Cadillac estreia na F1 mirando evolução e rejeita papel de lanterna, dizem Pérez e Bottas

Aline Feitosa
Mesmo estreante na Fórmula 1, a Cadillac não entra no grid para “cumprir tabela”. A equipe apoiada pela General Motors fará sua estreia em 8 de março, no GP da Austrália, com motores Ferrari, e quer evitar a última colocação já no primeiro ano. Para Sergio Pérez, terminar na lanterna seria “uma grande decepção”, considerando o investimento e a estrutura montada para o projeto.

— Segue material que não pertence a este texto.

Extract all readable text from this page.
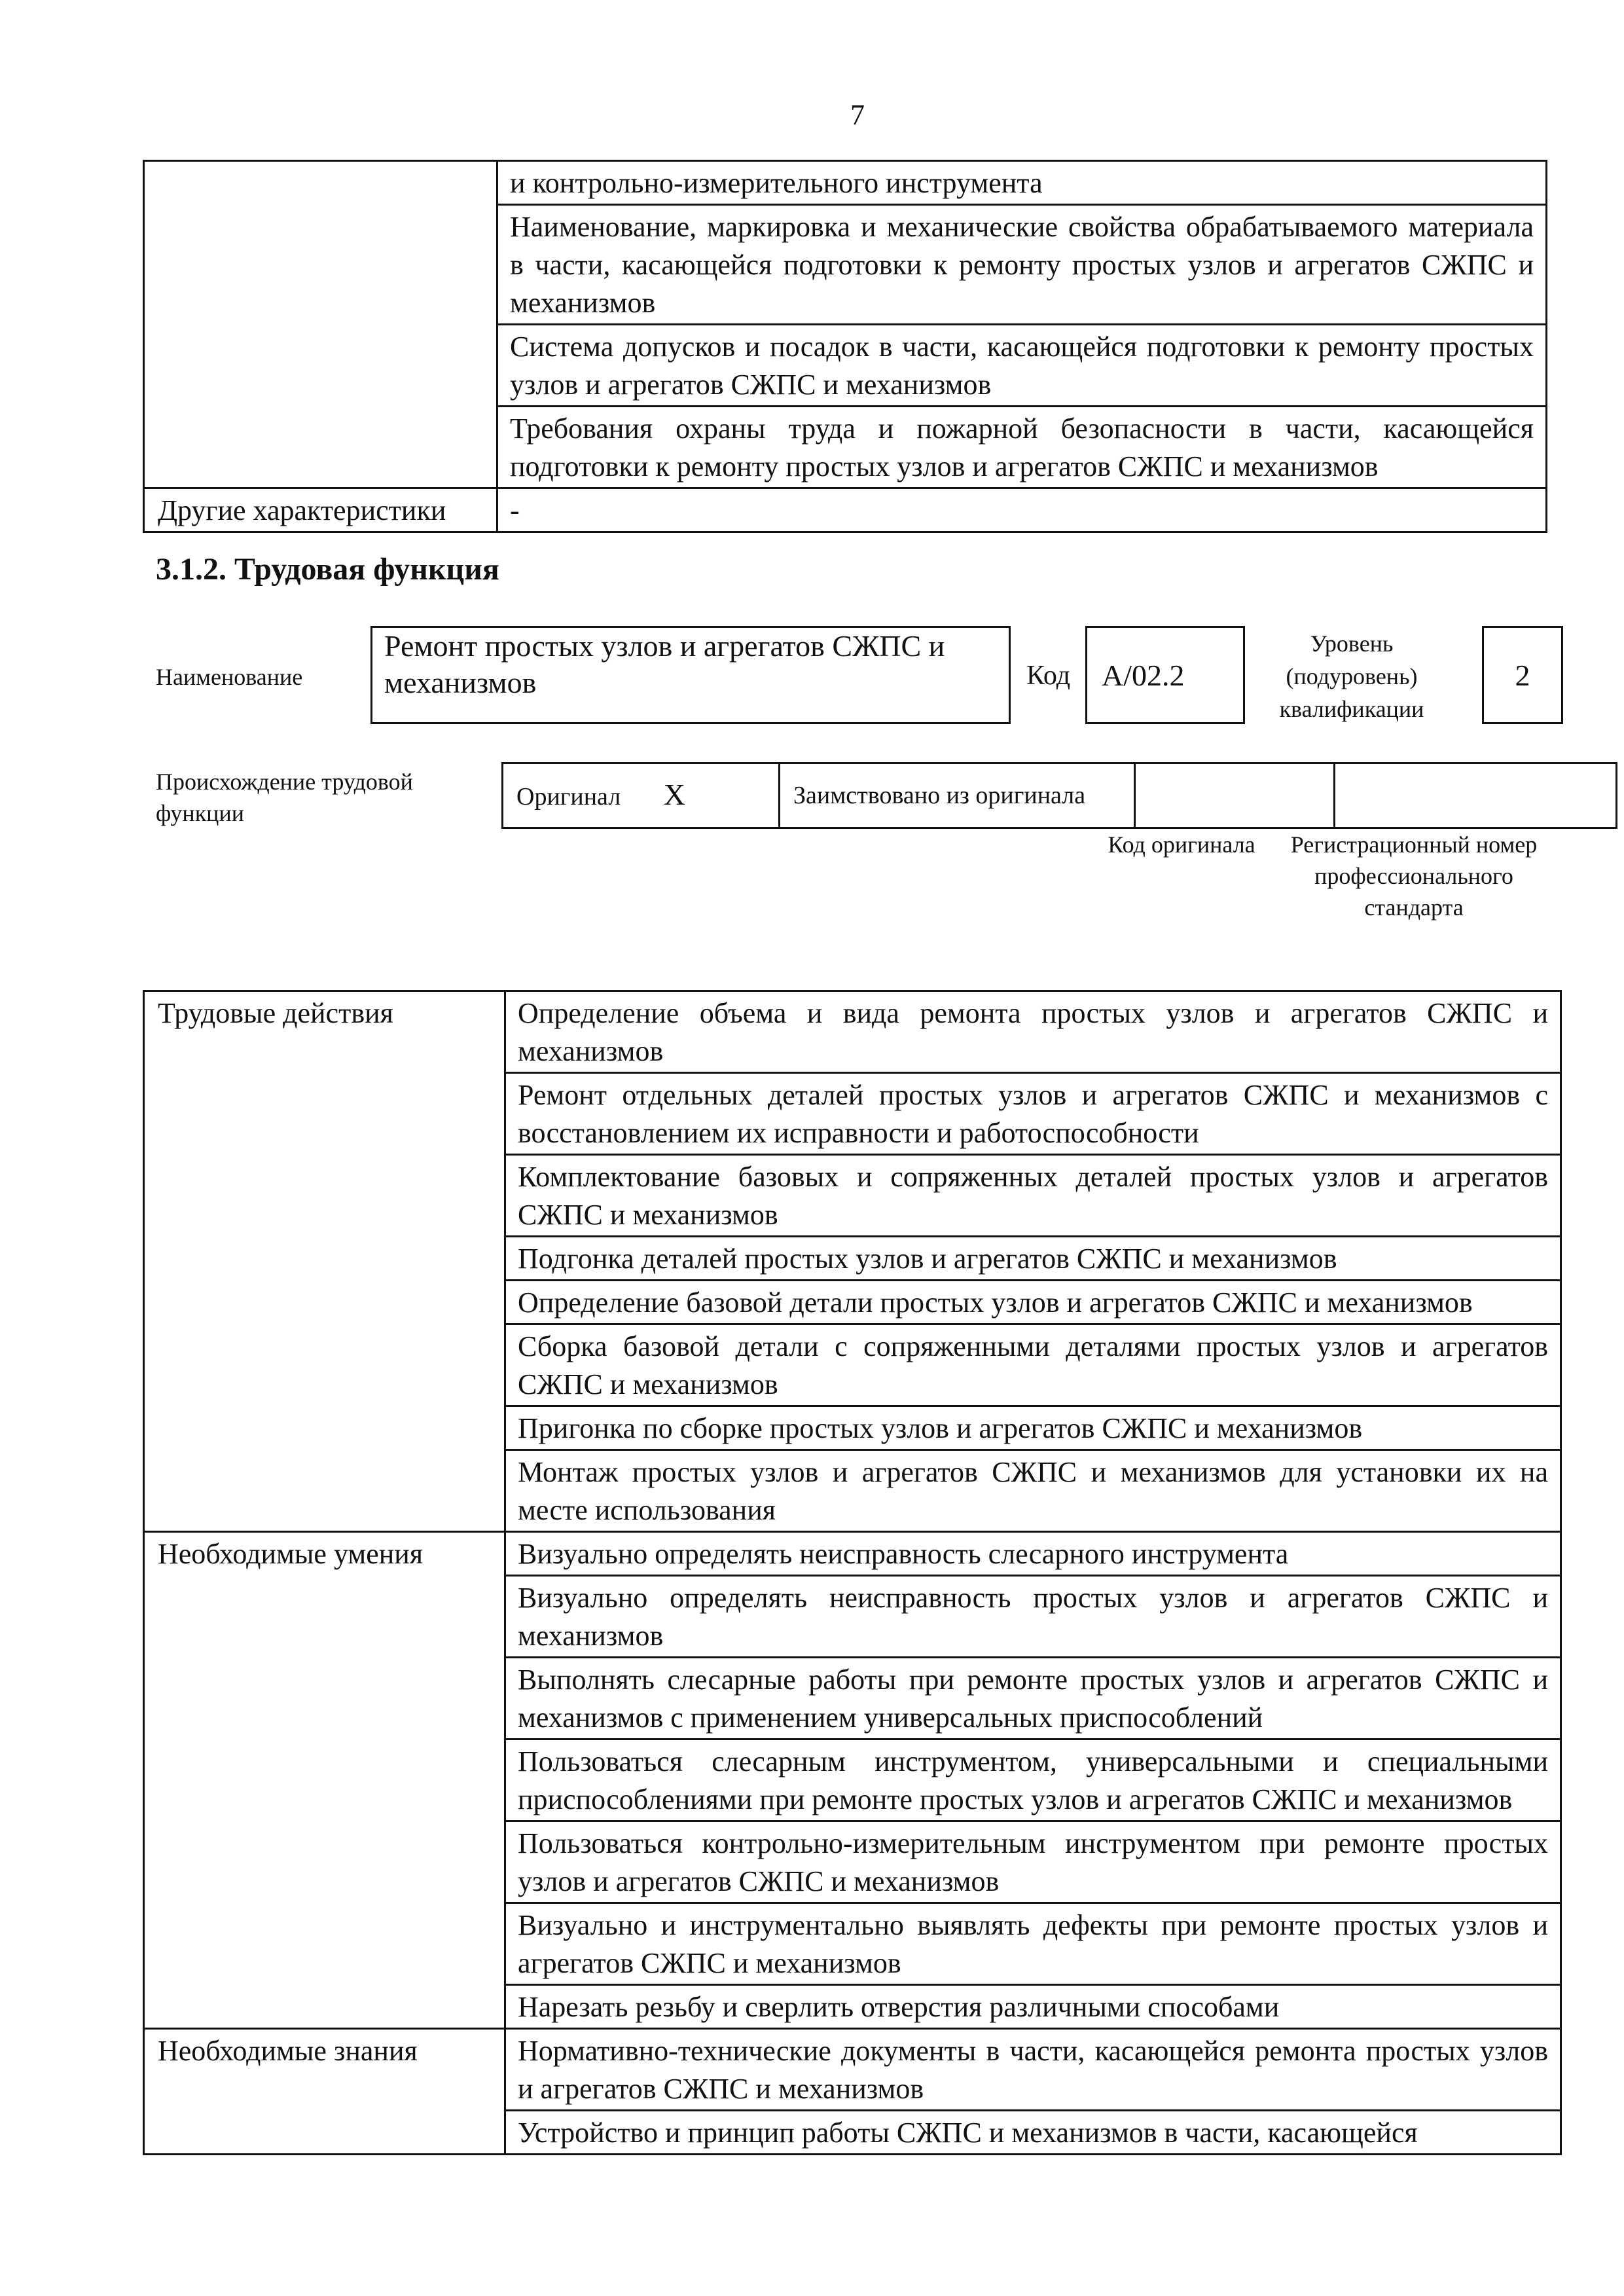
7
	и контрольно-измерительного инструмента
	Наименование, маркировка и механические свойства обрабатываемого материала в части, касающейся подготовки к ремонту простых узлов и агрегатов СЖПС и механизмов
	Система допусков и посадок в части, касающейся подготовки к ремонту простых узлов и агрегатов СЖПС и механизмов
	Требования охраны труда и пожарной безопасности в части, касающейся подготовки к ремонту простых узлов и агрегатов СЖПС и механизмов
Другие характеристики	-
3.1.2. Трудовая функция
Наименование
Ремонт простых узлов и агрегатов СЖПС и механизмов	Код	А/02.2
Уровень (подуровень) квалификации
2
Происхождение трудовой функции
Оригинал X	Заимствовано из оригинала		
Код оригинала	Регистрационный номер профессионального стандарта
Трудовые действия	Определение объема и вида ремонта простых узлов и агрегатов СЖПС и механизмов
	Ремонт отдельных деталей простых узлов и агрегатов СЖПС и механизмов с восстановлением их исправности и работоспособности
	Комплектование базовых и сопряженных деталей простых узлов и агрегатов СЖПС и механизмов
	Подгонка деталей простых узлов и агрегатов СЖПС и механизмов
	Определение базовой детали простых узлов и агрегатов СЖПС и механизмов
	Сборка базовой детали с сопряженными деталями простых узлов и агрегатов СЖПС и механизмов
	Пригонка по сборке простых узлов и агрегатов СЖПС и механизмов
	Монтаж простых узлов и агрегатов СЖПС и механизмов для установки их на месте использования
Необходимые умения	Визуально определять неисправность слесарного инструмента
	Визуально определять неисправность простых узлов и агрегатов СЖПС и механизмов
	Выполнять слесарные работы при ремонте простых узлов и агрегатов СЖПС и механизмов с применением универсальных приспособлений
	Пользоваться слесарным инструментом, универсальными и специальными приспособлениями при ремонте простых узлов и агрегатов СЖПС и механизмов
	Пользоваться контрольно-измерительным инструментом при ремонте простых узлов и агрегатов СЖПС и механизмов
	Визуально и инструментально выявлять дефекты при ремонте простых узлов и агрегатов СЖПС и механизмов
	Нарезать резьбу и сверлить отверстия различными способами
Необходимые знания	Нормативно-технические документы в части, касающейся ремонта простых узлов и агрегатов СЖПС и механизмов
	Устройство и принцип работы СЖПС и механизмов в части, касающейся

Fora da F1 em 2025 após deixar a Red Bull, o mexicano afirmou à Reuters que a chegada à Cadillac representa um recomeço ambicioso. “Sabemos que não vamos disputar o título, mas queremos evoluir rápido e superar algumas equipes”, disse o piloto de 36 anos, que volta a trabalhar com o engenheiro Carlo Pasetti, seu antigo parceiro na Racing Point.

Companheiro de Pérez, Valtteri Bottas também destacou a grandiosidade do projeto, simbolizada pelo comercial exibido durante o Super Bowl, visto por mais de 120 milhões de pessoas. O finlandês pondera que os resultados levarão tempo, mas mantém o foco no crescimento. “Não importa onde começamos, e sim onde podemos chegar juntos”, afirmou.